The debate at the HLPF itself
In fact, the HLPF has little room to go beyond the resolution language of the thematically focused FfD Forum on the issue of financing for development. Even though CSOs vehemently demanded this in New York, since the urgency of the situation does not actually allow the global community to put procedural shackles on itself.
This made the debates at the forum itself all the more important. Financing for Development was addressed in a single session on the second day of the HLPF. However, the session started 15 minutes late and the panel overran its speaking time. Consequently, the moderator cut the time for interventions by UN Member State speakers and other stakeholders during the debate from the usual three minutes to just one minute, after which the microphone was automatically turned off. The ensuing debate therefore became an almost comedic exercise in fast-talking (starting at 01:14:00 here).
This was a shame, as the parties actually had substantive contributions: for example, Norway called for clear and enforceable rules for private creditor participation in debt relief, and pointed to the potential of a new world conference on financing for development. Mexico highlighted debates on more innovative financing instruments at the recent Friends of Monterrey Group meeting, and called for better access to IMF special drawing rights. Guatemala and Azerbaijan pointed to their initial successes in improving SDG financing through Integrated National Financing Frameworks (INFFs).
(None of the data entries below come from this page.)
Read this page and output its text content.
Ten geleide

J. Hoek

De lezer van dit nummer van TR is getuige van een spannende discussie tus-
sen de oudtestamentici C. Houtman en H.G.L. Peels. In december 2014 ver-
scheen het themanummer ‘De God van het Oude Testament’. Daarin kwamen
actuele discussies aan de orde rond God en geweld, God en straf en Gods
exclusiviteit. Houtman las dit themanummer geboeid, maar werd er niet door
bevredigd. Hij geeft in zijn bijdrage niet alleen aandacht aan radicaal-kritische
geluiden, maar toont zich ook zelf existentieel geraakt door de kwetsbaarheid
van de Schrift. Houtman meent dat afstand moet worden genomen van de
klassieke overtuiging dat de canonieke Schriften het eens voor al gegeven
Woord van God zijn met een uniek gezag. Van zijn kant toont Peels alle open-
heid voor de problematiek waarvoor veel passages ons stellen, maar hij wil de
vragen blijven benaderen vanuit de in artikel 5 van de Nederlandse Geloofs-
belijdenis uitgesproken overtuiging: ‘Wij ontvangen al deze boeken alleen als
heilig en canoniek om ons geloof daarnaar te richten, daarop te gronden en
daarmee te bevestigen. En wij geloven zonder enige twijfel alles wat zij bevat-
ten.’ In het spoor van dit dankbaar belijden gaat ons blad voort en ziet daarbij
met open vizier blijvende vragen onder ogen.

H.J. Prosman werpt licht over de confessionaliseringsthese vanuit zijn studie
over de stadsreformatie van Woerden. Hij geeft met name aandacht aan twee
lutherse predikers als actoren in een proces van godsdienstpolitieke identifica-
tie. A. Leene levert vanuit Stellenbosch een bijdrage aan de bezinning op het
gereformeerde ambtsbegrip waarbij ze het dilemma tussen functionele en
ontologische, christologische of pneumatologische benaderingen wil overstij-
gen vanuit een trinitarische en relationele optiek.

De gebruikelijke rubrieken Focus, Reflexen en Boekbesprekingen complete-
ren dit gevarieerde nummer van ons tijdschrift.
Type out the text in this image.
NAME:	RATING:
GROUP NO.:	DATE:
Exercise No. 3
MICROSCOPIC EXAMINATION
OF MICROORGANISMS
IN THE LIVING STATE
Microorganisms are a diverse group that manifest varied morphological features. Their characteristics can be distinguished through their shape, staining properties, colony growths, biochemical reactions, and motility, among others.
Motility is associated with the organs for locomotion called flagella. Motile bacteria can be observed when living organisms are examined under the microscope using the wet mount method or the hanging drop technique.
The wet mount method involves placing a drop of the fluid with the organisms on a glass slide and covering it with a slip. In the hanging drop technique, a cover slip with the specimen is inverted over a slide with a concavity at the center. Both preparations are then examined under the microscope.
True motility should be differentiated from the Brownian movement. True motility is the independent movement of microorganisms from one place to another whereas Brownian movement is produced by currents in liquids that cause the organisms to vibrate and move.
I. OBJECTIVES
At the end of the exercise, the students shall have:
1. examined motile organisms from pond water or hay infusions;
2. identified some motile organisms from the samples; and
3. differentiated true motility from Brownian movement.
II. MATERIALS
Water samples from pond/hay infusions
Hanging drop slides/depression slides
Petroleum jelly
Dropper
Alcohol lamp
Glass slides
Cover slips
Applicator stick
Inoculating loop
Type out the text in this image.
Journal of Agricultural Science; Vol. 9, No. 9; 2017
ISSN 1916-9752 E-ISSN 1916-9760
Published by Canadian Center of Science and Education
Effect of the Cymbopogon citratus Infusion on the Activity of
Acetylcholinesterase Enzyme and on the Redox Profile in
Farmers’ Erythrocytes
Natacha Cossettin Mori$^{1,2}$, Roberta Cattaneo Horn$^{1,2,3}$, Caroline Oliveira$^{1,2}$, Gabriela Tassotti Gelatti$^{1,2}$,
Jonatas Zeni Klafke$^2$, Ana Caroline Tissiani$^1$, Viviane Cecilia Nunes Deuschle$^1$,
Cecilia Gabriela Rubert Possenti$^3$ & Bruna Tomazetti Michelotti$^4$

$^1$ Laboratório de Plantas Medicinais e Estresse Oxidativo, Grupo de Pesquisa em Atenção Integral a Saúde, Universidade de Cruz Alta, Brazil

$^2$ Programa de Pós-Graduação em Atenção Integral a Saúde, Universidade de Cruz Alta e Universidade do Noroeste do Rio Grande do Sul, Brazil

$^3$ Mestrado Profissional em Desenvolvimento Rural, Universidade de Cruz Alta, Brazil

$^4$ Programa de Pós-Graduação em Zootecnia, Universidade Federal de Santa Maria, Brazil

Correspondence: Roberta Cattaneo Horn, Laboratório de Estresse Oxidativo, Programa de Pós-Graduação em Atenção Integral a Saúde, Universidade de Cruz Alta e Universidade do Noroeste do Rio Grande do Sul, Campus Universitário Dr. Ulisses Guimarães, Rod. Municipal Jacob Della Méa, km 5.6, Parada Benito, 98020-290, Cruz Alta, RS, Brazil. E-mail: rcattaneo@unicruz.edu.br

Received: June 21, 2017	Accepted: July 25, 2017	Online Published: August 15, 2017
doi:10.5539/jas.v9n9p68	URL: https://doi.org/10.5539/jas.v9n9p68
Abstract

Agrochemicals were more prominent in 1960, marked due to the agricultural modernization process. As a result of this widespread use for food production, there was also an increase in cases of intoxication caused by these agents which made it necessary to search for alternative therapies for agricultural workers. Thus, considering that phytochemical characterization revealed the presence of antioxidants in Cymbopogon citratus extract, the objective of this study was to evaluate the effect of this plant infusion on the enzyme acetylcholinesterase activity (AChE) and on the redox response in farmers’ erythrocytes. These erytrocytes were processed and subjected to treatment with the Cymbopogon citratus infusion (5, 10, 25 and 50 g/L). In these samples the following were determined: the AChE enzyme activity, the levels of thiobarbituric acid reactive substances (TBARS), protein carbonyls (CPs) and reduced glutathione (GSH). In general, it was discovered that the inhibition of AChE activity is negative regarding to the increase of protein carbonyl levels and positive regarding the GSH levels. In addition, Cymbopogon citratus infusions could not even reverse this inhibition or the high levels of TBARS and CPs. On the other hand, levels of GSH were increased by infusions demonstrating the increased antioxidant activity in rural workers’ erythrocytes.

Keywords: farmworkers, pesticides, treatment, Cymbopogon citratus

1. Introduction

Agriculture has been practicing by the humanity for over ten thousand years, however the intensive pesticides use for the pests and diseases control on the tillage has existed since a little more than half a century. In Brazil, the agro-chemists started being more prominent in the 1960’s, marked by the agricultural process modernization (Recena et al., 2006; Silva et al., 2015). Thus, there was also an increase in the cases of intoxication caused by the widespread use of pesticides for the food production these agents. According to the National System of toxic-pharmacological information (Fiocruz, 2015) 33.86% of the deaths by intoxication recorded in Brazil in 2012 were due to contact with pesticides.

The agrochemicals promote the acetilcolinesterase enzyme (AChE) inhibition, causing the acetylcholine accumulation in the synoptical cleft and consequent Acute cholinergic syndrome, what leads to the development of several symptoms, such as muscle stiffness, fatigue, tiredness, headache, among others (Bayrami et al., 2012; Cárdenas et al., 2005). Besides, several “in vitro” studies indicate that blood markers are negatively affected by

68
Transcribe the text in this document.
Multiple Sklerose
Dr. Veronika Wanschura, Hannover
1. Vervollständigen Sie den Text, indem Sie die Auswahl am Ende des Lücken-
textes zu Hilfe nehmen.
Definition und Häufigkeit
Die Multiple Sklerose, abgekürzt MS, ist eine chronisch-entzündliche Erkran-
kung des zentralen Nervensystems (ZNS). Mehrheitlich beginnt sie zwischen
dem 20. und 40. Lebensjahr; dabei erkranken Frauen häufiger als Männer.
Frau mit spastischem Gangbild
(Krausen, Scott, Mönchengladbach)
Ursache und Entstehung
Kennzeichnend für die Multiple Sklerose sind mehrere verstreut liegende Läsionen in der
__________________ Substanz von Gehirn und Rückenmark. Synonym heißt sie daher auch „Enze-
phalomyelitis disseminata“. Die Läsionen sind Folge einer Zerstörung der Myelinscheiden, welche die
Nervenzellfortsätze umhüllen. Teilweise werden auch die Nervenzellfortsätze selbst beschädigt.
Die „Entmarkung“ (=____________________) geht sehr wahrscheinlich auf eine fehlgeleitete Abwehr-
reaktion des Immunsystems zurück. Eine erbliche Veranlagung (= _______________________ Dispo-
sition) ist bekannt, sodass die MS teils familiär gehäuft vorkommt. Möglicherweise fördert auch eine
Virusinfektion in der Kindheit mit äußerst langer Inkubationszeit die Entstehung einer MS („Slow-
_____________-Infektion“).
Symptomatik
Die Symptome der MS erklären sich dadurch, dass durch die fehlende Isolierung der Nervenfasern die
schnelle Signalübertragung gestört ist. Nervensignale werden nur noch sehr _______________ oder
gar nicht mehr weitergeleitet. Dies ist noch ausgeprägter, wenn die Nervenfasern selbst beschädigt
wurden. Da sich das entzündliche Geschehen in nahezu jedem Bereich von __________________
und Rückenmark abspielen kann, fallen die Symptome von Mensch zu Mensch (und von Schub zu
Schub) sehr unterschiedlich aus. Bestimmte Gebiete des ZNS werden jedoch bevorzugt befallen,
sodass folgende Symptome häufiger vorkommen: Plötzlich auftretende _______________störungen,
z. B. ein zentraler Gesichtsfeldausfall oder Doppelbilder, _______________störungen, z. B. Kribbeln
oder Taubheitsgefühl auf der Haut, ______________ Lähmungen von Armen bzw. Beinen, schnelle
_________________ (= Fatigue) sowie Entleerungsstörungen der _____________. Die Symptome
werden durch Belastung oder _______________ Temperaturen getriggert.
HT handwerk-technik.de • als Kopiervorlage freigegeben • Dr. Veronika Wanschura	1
The official EU statement first condemned Russia, and then pointed out that the EU is collectively the world's largest ODA donor and stands by its ODA commitments (which it is far from). It also promoted the new Global Gateway infrastructure initiative (which it touts as an SDG-compatible alternative to China's Belt and Road Initiative). Guatemala and Morocco promoted public-private partnerships.
The CSO statement came from Latindadd, opposing financing solutions that add to the mountains of debt in the Global South. Instead, rich countries should meet their ODA commitments and pay their climate debt, a new SDR allocation should be approved, and the external debts of the Global South should be cancelled. Convening a new International Conference on Financing for Development (FfD4) could accelerate change, the CSO speaker said.
FfD4 also played a role in other sessions of the HLPF. For example, during the discussion on the upcoming SDG Summit 2023, it was argued that there is little point in talking about the goals if the problem of lack of funding is not addressed. Therefore, the SDG Summit should conduct an honest review of the Means of Implementation and set the targets for FfD4 on that basis.
Development finance at the margins of the forum
In practice, the HLPF is a complex fair where different parties present their ideas and look for partners for their initiatives. This happens predominantly through the numerous side events, which, due to the ongoing pandemic conditions, were held mostly virtually again this year.
Among the more than 300 official side events were for example those on INFFs in the context of national development priorities, private capital mobilization in general, and curious creations of financialization such as "blue bonds" to finance marine conservation in particular, sectoral and regional financing issues, and of course FfD 4.
The UN Secretary General's view
The best bon mot of the HLPF came from the UN Secretary-General himself. In his speech (starting at 00:10:30 here), António Guterres emphasized: "Looking ahead, we need a new global deal so that developing countries have a fair shot at building their own futures (...). The global financial system is failing the developing world. Although, since it was not designed to protect developing countries, perhaps it's more accurate to say: the system is working as intended. And so we need reform. We need a system that works for the vulnerable, not just the powerful."
He hit the nail on the head there, of course. And as far as reforming the international financial architecture is concerned, the 2022 HLPF has not diminished the need for reform one bit.